Less interaction with technology allows us to focus on conversations and interactions with others instead of trying to fulfill cravings for finding new information via smartphones and other devices.

“We need to reclaim face-to-face conversation,” Turkle said. “Never have we needed to talk to each other and understand each other more.”

Tech is Expanding Our Worldviews and Social Circles

Others aren’t as pessimistic. Dr. Keith Hampton of Michigan State University believes technology is expanding our worldviews, access to information, and opportunities to maintain relationships.

"Never have we needed to talk to each other and understand each other more."

We used to cut social ties in predictable patterns — when we transitioned from high school to college, when we moved neighborhoods or changed jobs — and then form new relationships in the new setting, he says. “Now those ties stick with us.”

The persistence of those relationships affects everything, from determining which people we rely on for emotional support to what activities we become involved in, where we travel, and how we form political opinions. “You’re gaining a more diverse social network,” Hampton says.

The belief that online social activity diminishes in-person social interactions is a myth, Hampton adds.
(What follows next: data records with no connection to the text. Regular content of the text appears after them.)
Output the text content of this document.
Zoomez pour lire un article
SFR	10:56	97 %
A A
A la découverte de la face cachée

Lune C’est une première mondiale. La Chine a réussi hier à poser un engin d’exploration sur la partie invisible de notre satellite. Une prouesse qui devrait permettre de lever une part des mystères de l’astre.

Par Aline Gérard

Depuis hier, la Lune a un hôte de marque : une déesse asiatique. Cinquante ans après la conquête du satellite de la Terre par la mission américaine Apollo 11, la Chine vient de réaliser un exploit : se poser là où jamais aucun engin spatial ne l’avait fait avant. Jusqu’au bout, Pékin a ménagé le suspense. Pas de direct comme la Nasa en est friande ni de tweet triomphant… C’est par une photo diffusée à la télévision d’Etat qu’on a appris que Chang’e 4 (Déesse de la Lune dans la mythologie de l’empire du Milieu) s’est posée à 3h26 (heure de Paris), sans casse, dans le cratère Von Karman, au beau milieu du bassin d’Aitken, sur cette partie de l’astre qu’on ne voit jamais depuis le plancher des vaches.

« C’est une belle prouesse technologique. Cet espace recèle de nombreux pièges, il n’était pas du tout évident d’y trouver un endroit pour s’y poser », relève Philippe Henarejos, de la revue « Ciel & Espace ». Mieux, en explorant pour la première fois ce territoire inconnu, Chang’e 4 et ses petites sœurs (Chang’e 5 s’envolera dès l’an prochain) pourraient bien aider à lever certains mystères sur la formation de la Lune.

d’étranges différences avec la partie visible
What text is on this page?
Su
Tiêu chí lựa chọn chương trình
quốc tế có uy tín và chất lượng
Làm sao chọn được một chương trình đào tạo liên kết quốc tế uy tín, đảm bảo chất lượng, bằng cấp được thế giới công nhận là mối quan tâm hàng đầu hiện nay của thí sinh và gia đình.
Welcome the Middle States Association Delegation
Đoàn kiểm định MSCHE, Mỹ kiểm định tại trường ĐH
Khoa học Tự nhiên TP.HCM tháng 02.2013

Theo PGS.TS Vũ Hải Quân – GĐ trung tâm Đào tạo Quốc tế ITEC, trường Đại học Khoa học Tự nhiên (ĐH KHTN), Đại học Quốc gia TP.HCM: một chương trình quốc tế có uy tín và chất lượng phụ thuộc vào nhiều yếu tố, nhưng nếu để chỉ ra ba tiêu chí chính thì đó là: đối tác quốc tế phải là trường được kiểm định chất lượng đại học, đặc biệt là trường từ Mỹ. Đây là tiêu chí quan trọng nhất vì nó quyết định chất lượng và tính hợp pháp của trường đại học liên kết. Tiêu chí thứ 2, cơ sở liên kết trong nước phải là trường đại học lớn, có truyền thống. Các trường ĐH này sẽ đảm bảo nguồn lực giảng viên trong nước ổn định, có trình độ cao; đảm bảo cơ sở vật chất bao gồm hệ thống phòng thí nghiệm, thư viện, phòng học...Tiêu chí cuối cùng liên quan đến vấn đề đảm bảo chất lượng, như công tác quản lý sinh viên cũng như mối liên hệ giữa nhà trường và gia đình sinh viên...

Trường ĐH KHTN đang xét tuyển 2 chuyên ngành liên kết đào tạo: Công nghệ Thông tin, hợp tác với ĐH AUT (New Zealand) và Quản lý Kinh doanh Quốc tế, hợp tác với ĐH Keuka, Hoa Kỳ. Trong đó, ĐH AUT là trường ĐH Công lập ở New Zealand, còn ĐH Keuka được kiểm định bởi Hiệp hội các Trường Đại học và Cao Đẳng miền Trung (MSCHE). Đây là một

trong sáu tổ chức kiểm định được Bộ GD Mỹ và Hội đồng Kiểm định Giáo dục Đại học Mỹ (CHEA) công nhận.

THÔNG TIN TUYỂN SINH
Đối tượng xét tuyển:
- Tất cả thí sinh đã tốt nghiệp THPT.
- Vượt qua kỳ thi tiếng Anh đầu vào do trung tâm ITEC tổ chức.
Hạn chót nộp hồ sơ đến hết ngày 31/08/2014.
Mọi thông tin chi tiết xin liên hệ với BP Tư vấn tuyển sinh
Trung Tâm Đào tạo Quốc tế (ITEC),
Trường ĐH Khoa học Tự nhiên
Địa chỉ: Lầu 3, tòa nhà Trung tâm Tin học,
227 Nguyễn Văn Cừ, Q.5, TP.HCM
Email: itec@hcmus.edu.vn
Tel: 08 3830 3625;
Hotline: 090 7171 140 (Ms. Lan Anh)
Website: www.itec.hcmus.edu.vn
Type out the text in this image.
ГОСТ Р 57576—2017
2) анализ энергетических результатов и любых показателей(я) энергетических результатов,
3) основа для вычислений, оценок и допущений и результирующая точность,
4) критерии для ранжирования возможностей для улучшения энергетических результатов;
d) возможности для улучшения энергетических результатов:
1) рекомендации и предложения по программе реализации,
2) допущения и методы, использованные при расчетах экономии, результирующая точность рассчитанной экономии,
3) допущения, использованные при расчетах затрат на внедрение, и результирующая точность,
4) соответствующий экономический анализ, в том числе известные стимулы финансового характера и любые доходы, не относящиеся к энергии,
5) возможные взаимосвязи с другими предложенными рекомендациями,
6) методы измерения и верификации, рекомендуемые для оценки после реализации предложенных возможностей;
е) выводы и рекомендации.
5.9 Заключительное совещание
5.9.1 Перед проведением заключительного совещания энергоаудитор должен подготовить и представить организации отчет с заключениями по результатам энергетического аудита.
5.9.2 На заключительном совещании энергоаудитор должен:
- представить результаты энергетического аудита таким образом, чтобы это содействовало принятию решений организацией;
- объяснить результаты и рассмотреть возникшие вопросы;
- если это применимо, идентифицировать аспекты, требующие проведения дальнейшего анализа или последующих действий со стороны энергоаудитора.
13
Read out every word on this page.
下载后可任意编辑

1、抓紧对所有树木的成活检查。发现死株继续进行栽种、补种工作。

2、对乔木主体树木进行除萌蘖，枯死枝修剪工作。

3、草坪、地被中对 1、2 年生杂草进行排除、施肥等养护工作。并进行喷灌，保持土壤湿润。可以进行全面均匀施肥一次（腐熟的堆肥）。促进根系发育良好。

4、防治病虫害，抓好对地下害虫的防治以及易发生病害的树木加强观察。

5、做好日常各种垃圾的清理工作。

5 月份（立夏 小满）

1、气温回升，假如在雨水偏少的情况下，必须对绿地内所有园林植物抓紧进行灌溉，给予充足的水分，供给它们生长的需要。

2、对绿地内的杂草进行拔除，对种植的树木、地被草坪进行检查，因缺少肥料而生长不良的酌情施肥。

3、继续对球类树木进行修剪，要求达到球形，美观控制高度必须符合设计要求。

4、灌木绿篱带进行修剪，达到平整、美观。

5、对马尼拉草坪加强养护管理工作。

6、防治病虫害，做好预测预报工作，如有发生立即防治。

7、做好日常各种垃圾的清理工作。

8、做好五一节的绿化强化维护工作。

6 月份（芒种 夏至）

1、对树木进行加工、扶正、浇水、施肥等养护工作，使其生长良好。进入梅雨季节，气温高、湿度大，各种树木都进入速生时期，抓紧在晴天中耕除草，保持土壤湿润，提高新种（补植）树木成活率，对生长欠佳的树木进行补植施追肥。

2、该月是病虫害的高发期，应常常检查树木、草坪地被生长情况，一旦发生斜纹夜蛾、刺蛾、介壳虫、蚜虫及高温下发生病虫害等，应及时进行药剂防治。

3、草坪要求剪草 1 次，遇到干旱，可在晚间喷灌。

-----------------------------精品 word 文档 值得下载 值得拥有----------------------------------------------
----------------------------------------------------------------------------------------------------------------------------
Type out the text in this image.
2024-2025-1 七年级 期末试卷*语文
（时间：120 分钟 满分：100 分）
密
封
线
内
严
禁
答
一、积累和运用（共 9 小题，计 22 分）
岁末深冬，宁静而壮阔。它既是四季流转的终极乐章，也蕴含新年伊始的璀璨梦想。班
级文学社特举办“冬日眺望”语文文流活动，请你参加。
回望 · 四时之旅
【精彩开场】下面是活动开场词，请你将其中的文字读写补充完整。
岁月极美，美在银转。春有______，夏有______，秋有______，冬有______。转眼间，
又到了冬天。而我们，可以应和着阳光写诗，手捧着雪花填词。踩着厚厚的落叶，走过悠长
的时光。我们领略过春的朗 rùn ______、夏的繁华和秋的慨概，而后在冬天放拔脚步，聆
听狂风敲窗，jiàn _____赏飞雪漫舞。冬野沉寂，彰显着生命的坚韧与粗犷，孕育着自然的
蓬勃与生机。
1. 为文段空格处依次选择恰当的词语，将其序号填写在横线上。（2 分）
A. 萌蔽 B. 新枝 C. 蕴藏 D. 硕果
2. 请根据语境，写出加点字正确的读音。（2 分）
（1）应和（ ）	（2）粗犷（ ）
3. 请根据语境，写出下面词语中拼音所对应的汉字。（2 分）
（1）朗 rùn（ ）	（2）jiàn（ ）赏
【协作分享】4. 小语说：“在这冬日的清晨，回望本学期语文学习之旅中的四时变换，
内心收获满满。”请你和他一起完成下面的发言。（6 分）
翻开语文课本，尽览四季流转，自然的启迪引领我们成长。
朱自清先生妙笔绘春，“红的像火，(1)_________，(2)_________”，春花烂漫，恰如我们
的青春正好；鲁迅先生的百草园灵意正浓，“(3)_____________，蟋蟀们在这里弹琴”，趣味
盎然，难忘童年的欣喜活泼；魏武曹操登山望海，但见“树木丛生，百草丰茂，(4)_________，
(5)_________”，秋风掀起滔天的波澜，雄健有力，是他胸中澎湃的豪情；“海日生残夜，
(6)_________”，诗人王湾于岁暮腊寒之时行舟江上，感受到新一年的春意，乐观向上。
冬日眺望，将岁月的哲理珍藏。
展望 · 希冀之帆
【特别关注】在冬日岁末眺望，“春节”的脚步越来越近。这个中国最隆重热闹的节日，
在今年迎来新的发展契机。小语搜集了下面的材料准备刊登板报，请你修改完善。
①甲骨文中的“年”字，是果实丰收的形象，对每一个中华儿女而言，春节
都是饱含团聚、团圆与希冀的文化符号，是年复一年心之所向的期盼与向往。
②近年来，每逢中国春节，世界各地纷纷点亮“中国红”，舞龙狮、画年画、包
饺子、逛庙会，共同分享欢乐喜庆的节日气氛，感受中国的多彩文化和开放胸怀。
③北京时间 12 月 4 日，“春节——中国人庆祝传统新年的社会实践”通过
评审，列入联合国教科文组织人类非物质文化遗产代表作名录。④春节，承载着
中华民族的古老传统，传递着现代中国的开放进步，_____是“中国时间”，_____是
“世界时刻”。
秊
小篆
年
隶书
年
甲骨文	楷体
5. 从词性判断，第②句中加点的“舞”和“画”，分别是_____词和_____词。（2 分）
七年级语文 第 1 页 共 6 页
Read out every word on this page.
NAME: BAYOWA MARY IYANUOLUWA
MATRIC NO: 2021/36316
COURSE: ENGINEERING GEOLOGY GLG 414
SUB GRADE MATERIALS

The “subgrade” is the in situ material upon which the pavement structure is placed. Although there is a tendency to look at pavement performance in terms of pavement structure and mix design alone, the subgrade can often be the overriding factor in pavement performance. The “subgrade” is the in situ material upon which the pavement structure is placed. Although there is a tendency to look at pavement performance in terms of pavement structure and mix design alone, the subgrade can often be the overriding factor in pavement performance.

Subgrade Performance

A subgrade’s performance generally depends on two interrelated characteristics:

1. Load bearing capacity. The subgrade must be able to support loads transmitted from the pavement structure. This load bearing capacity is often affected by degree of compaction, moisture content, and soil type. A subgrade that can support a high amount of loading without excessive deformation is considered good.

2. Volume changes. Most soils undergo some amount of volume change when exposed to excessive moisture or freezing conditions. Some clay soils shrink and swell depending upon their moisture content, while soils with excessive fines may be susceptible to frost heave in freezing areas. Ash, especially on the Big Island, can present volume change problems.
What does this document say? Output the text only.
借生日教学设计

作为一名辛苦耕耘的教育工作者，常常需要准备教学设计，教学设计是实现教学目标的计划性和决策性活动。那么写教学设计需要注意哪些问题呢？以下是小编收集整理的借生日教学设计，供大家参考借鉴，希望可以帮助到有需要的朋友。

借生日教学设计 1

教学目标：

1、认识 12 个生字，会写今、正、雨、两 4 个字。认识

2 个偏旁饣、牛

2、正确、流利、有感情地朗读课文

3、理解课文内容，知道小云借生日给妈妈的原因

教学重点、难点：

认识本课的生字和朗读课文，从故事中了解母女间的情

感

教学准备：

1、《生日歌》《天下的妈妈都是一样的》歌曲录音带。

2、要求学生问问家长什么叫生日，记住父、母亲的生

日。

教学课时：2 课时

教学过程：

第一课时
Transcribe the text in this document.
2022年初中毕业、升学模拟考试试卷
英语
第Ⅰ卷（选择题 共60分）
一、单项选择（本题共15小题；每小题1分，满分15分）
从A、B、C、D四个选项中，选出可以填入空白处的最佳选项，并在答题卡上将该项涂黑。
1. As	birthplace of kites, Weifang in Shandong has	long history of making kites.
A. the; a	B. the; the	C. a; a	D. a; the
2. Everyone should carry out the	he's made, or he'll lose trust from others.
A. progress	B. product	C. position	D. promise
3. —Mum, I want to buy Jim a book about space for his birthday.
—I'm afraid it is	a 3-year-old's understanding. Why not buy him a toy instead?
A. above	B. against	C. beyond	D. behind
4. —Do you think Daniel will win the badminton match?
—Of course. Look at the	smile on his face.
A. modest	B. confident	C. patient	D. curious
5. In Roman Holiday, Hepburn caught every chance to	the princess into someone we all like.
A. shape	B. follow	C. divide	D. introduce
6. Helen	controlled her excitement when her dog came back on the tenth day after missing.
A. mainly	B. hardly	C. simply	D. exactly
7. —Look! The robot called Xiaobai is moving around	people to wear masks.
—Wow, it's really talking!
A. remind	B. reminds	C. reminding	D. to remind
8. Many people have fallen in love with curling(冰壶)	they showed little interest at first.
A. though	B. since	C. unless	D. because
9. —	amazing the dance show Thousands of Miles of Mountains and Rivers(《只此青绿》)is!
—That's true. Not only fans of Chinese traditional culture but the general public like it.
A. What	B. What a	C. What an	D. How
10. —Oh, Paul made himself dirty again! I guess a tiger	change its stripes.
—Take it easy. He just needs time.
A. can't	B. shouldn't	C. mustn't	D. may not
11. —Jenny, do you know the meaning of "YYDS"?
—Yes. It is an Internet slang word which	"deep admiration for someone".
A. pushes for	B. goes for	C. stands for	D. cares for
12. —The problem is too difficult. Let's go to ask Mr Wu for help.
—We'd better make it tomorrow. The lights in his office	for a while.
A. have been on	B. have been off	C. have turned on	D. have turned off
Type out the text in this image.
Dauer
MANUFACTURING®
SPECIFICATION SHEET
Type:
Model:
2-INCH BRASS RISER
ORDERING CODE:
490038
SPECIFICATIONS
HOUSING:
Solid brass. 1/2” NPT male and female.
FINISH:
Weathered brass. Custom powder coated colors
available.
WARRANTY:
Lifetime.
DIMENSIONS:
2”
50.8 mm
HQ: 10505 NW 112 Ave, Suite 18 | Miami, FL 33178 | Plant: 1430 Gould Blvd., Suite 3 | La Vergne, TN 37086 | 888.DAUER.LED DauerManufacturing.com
Research actually shows the opposite: Those you maintain contact with most frequently using mobile devices are the people you confide in and who you see most frequently in person.

A 2011 survey by PewResearch backs this up, suggesting people who communicate using social media and mobile phones have more close friends than those who don’t. But the long-term effects of technology use on our social networks are still unknown, Hampton says.

Tech is Changing the Way We Learn

“Environmental factors are always changing us and are always changing the way we think,” says Dr. Benjamin Storm, associate professor of psychology at University of California Santa Cruz.

But in the same way that advances in tech are outpacing our understanding of what it’s doing to our behaviors and relationships, those changes are also outpacing our understanding of how it’s affecting learning and thinking, says Storm, who studies human memory and cognition.

In a recent study, Storm and his colleagues found that offloading one piece of information — even the simple act of saving a computer file — actually made it easier to learn an unrelated piece of information.

Related: Algorithms Learn From Us, And We Can Be Better Teachers

In that way, our digital devices have become a memory partner — you can make more room for new information in your brain when you store and access other information digitally.

The concern, however, is that too much “digital offloading” means we might miss out on the mental connections that make us more creative and intelligent, Storm explains — “and that offloading may prevent us from developing the same sort of expertise as we would otherwise.”

A study published last month in Nature Communications found that certain parts of the brain actually switch off or become less active when drivers used GPS to navigate the streets of London compared to those who relied on memory.

London - colorful lights at night
Vehicle lights blur on London's busy streets. New research suggests that using a GPS navigation system to get to your destination "switches off" parts of the brain that would otherwise be used to simulate different routes.Dennis Fischer Photography / Getty Images

When we lean on GPS, we're no longer using certain parts of our brain the way we have over millennia, says Dr. Hugo Spiers, the study’s author and reader in neuroscience in the Department of Experimental Psychology at University College London. “This may not be good for us, but we can’t currently tell.”

Meanwhile, Spiers is working on a project to better understand how neuroscience and tech can interact to build smarter cities that improve human wellbeing. He's optimistic about our capacity to become smarter using technology, he says. “There is much untapped learning potential in tech.”

There are plenty of unanswered questions about how new forms of technology affect our thinking and behavior or if they harm our intelligence and creativity, Storm says, and there’s a danger in deciding whether the changes are good or bad — “It’s never that simple.”